JOMBANG, KabarJombang.com – Pemadaman penerangan jalan umum (PJU) pada pemberlakuan pembatasan kegiatan masyarakat (PPKM) skala mikro tahap pertama di Kabupaten Jombang menyisahkan persoalan terkait pajak penerangan jalan (PJJ).
Lantas pajak PJJ di Kabupaten Jombang digunakan untuk apa? Manager PLN ULP Jombang Nur Aini mengatakan, semua transaksi kelistrikan pasti dikenakan pajak penerangan jalan yang diatur pemerintah. Besaran PPJ sangat beragam dan tergantung masing daerah.
“Besaran PPJ di Kabupaten Jombang, untuk tarif non industri 10 persen, dari rekening yang terbit. Misalnya rekening satu bulan habisnya Rp 100 ribu, pajaknya 10 persen jadi Rp 110 ribu. Sedangkan untuk industri tarif pajaknya 3 persen,” ungkapnya pada kabarjombang.com, Selasa (23/2/2021).
Menurut Aini PLN sebagai jasa pungut yang dipercaya Departemen Keuangan entah itu BUMN atau Kementerian Keuangan sebagai pemungut pajak.

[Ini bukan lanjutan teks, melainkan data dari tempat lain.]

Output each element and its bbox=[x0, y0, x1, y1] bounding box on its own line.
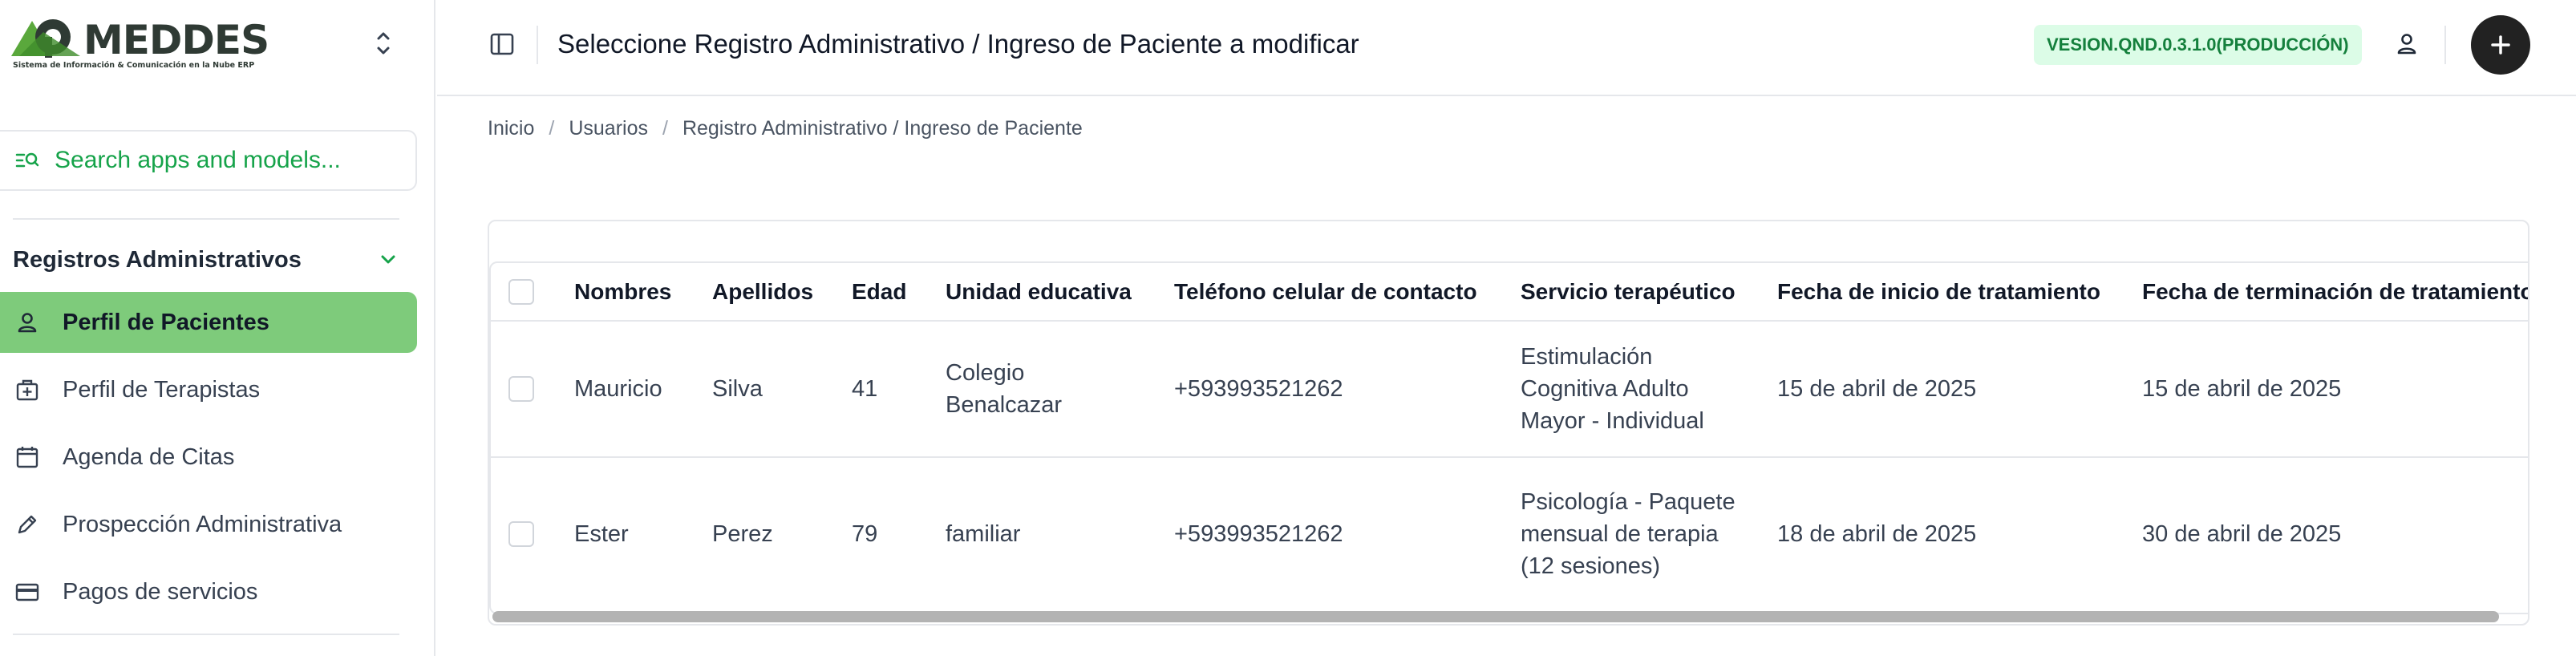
column-header[interactable]: Fecha de inicio de tratamiento bbox=[1777, 263, 2142, 322]
table-cell: 18 de abril de 2025 bbox=[1777, 520, 1977, 547]
table-cell: +593993521262 bbox=[1174, 321, 1521, 458]
meddes-logo-icon bbox=[11, 19, 80, 58]
table-cell: 79 bbox=[852, 520, 878, 547]
page-title: Seleccione Registro Administrativo / Ing… bbox=[557, 29, 1359, 59]
breadcrumb: Inicio / Usuarios / Registro Administrat… bbox=[488, 117, 1083, 140]
table-row[interactable]: Mauricio Silva 41 Colegio Benalcazar +59… bbox=[491, 321, 2528, 458]
table-cell[interactable]: Mauricio bbox=[574, 321, 712, 458]
sidebar-item-label: Prospección Administrativa bbox=[63, 511, 342, 537]
person-icon bbox=[18, 313, 37, 333]
table-cell: Psicología - Paquete mensual de terapia … bbox=[1521, 488, 1736, 579]
sidebar-item-agenda-citas[interactable]: Agenda de Citas bbox=[0, 427, 417, 488]
breadcrumb-separator: / bbox=[549, 117, 555, 140]
sidebar-group-title: Registros Administrativos bbox=[13, 246, 302, 273]
sidebar-toggle-icon[interactable] bbox=[488, 30, 516, 58]
header-divider bbox=[2444, 26, 2446, 64]
column-header[interactable]: Edad bbox=[852, 263, 946, 322]
user-icon[interactable] bbox=[2392, 30, 2421, 59]
row-checkbox[interactable] bbox=[508, 520, 534, 547]
table-cell: +593993521262 bbox=[1174, 520, 1343, 547]
add-button[interactable] bbox=[2471, 15, 2530, 75]
row-select-cell bbox=[491, 457, 574, 609]
brand-logo[interactable]: MEDDES Sistema de Información & Comunica… bbox=[11, 16, 269, 74]
table-cell: 15 de abril de 2025 bbox=[1777, 321, 2142, 458]
sidebar: MEDDES Sistema de Información & Comunica… bbox=[0, 0, 435, 656]
brand-name: MEDDES bbox=[83, 17, 269, 63]
breadcrumb-separator: / bbox=[662, 117, 668, 140]
select-all-cell bbox=[491, 263, 574, 322]
header-divider bbox=[537, 26, 538, 64]
breadcrumb-current: Registro Administrativo / Ingreso de Pac… bbox=[682, 117, 1083, 140]
sidebar-item-label: Pagos de servicios bbox=[63, 578, 258, 605]
column-header[interactable]: Unidad educativa bbox=[946, 263, 1174, 322]
table-cell: Silva bbox=[712, 321, 852, 458]
plus-icon bbox=[2491, 35, 2510, 55]
results-table-scroll: Nombres Apellidos Edad Unidad educativa … bbox=[489, 261, 2528, 614]
table-header-row: Nombres Apellidos Edad Unidad educativa … bbox=[491, 263, 2528, 322]
column-header[interactable]: Fecha de terminación de tratamiento bbox=[2142, 263, 2528, 322]
credit-card-icon bbox=[15, 583, 39, 601]
chevron-down-icon bbox=[381, 255, 395, 264]
table-cell: Estimulación Cognitiva Adulto Mayor - In… bbox=[1521, 321, 1777, 458]
search-input[interactable]: Search apps and models... bbox=[0, 130, 417, 191]
version-badge: VESION.QND.0.3.1.0(PRODUCCIÓN) bbox=[2034, 25, 2362, 65]
row-checkbox[interactable] bbox=[508, 376, 534, 402]
pencil-icon bbox=[18, 515, 37, 534]
table-cell: 30 de abril de 2025 bbox=[2142, 520, 2342, 547]
search-list-icon bbox=[15, 152, 39, 168]
table-cell: familiar bbox=[946, 520, 1021, 547]
results-container: Nombres Apellidos Edad Unidad educativa … bbox=[488, 220, 2529, 626]
table-cell: Perez bbox=[712, 520, 773, 547]
table-cell: 15 de abril de 2025 bbox=[2142, 321, 2528, 458]
sidebar-divider bbox=[13, 218, 399, 220]
results-table: Nombres Apellidos Edad Unidad educativa … bbox=[491, 263, 2528, 609]
sidebar-item-perfil-terapistas[interactable]: Perfil de Terapistas bbox=[0, 359, 417, 420]
brand-tagline: Sistema de Información & Comunicación en… bbox=[13, 61, 255, 70]
table-cell: Colegio Benalcazar bbox=[946, 321, 1174, 458]
select-all-checkbox[interactable] bbox=[508, 278, 534, 305]
medical-bag-icon bbox=[16, 379, 38, 401]
sidebar-group-header[interactable]: Registros Administrativos bbox=[13, 241, 398, 279]
sidebar-divider bbox=[13, 634, 399, 635]
search-placeholder: Search apps and models... bbox=[55, 147, 341, 173]
table-row[interactable]: Ester Perez 79 familiar +593993521262 Ps… bbox=[491, 457, 2528, 609]
column-header[interactable]: Servicio terapéutico bbox=[1521, 263, 1777, 322]
sidebar-item-pagos[interactable]: Pagos de servicios bbox=[0, 561, 417, 622]
table-cell[interactable]: Ester bbox=[574, 457, 712, 609]
calendar-icon bbox=[16, 447, 38, 468]
table-cell: 41 bbox=[852, 321, 946, 458]
column-header[interactable]: Apellidos bbox=[712, 263, 852, 322]
sidebar-item-label: Perfil de Pacientes bbox=[63, 309, 269, 335]
breadcrumb-usuarios[interactable]: Usuarios bbox=[569, 117, 648, 140]
sidebar-item-label: Agenda de Citas bbox=[63, 443, 235, 470]
sidebar-item-perfil-pacientes[interactable]: Perfil de Pacientes bbox=[0, 292, 417, 353]
column-header[interactable]: Teléfono celular de contacto bbox=[1174, 263, 1521, 322]
row-select-cell bbox=[491, 321, 574, 458]
top-header: Seleccione Registro Administrativo / Ing… bbox=[437, 0, 2576, 96]
sidebar-item-prospeccion[interactable]: Prospección Administrativa bbox=[0, 494, 417, 555]
column-header[interactable]: Nombres bbox=[574, 263, 712, 322]
sidebar-item-label: Perfil de Terapistas bbox=[63, 376, 261, 403]
horizontal-scrollbar[interactable] bbox=[492, 611, 2499, 622]
breadcrumb-inicio[interactable]: Inicio bbox=[488, 117, 534, 140]
chevron-up-down-icon[interactable] bbox=[371, 27, 396, 59]
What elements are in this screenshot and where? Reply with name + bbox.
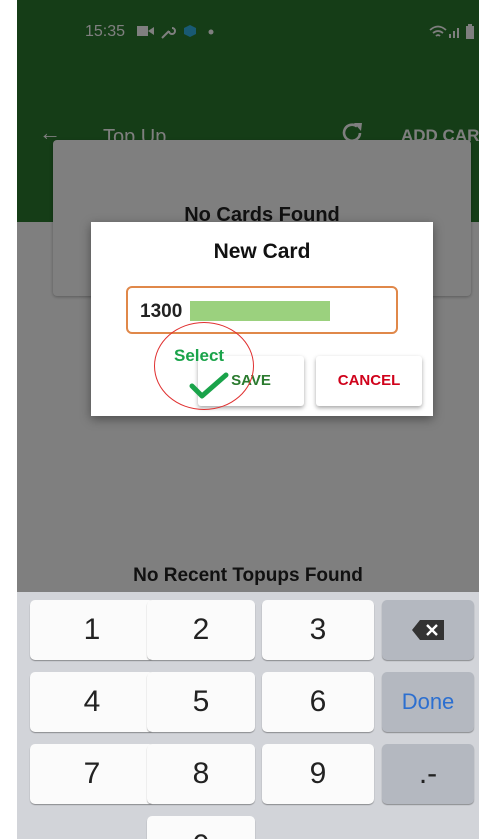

Sehingga PLN memungut seluruh transaksi listrik baik itu pembelian token, reguler, atau pasca bayar untuk PPJ.
“Awal bulan kurang dari tanggal 10 kita menyetorkan ke Pemda. Untuk besaran berapa perbulan yang kami setorkan saya rasa bukan wewenang saya. Biar Pemda Jombang yang berhak menjawab,” kata dia.
Lebih lanjut Aini menjelaskan lebih banyak pajak yang diterima Pemda dari pada rekening listriknya. Sehingga pendapatan daerah melalui PPJ tidak semua digunakan dalam bentuk penerangan jalan umum. Akan tetapi terdapat pengelolaan tersendiri oleh Pemda Jombang.
“Misalnya dapat Rp 4 miliar satu bulan, mungkin Rp 1 miliarnya saja yang untuk membayar rekening listrik. Sisanya untuk infrastruktur daerah, dan itu kewenangan daerah terserah Pemda,” paparnya.
Dikonfirmasi terpisah, Kepala Bapenda Kabupaten Jombang Eksan Gunajati belum bisa menjelaskan secara rinci terkait berapa pendapatan PPJ per bulan atau per tahun.
“Besuk pagi saya jawab, datanya di kantor. Saya tidak hafal dan perbulan variatif,” singkatnya melalui akun WhatsApp, Selasa (23/2/2021).
Sekedar diketahui pemerintah kabupaten/kota memiliki kewenangan untuk memungut pajak penerangan jalan (PJJ). Kewenangan tersebut tertuang dalam Pasal 2 ayat (2) huruf e Undang-Undang Pajak Daerah dan Retribusi Daerah (UU PDRD).
Pajak penerangan jalan adalah adalah pajak atas penggunaan tenaga listrik, baik yang dihasilkan sendiri maupun diperoleh dari sumber lain. Berdasarkan Pasal 52 ayat (1) UU PDRD, yang menjadi objek pajak penerangan jalan ialah penggunaan tenaga listrik, baik yang dihasilkan sendiri maupun yang diperoleh dari sumber lain.
Terdapat tiga besaran tarif yang diatur dalam Pasal 55 UU PDRD. Secara umum, tarif pajak penerangan jalan ditetapkan paling tinggi sebesar 10 persen. Tarif pajak penerangan jalan maksimum 3 persen diberikan atas penggunaan tenaga listrik dari sumber lain oleh industri, seperti pertambangan minyak bumi dan gas alam. Ada pula penggunaan tenaga listrik yang dihasilkan sendiri dikenakan tarif sebesar 1,5 persen.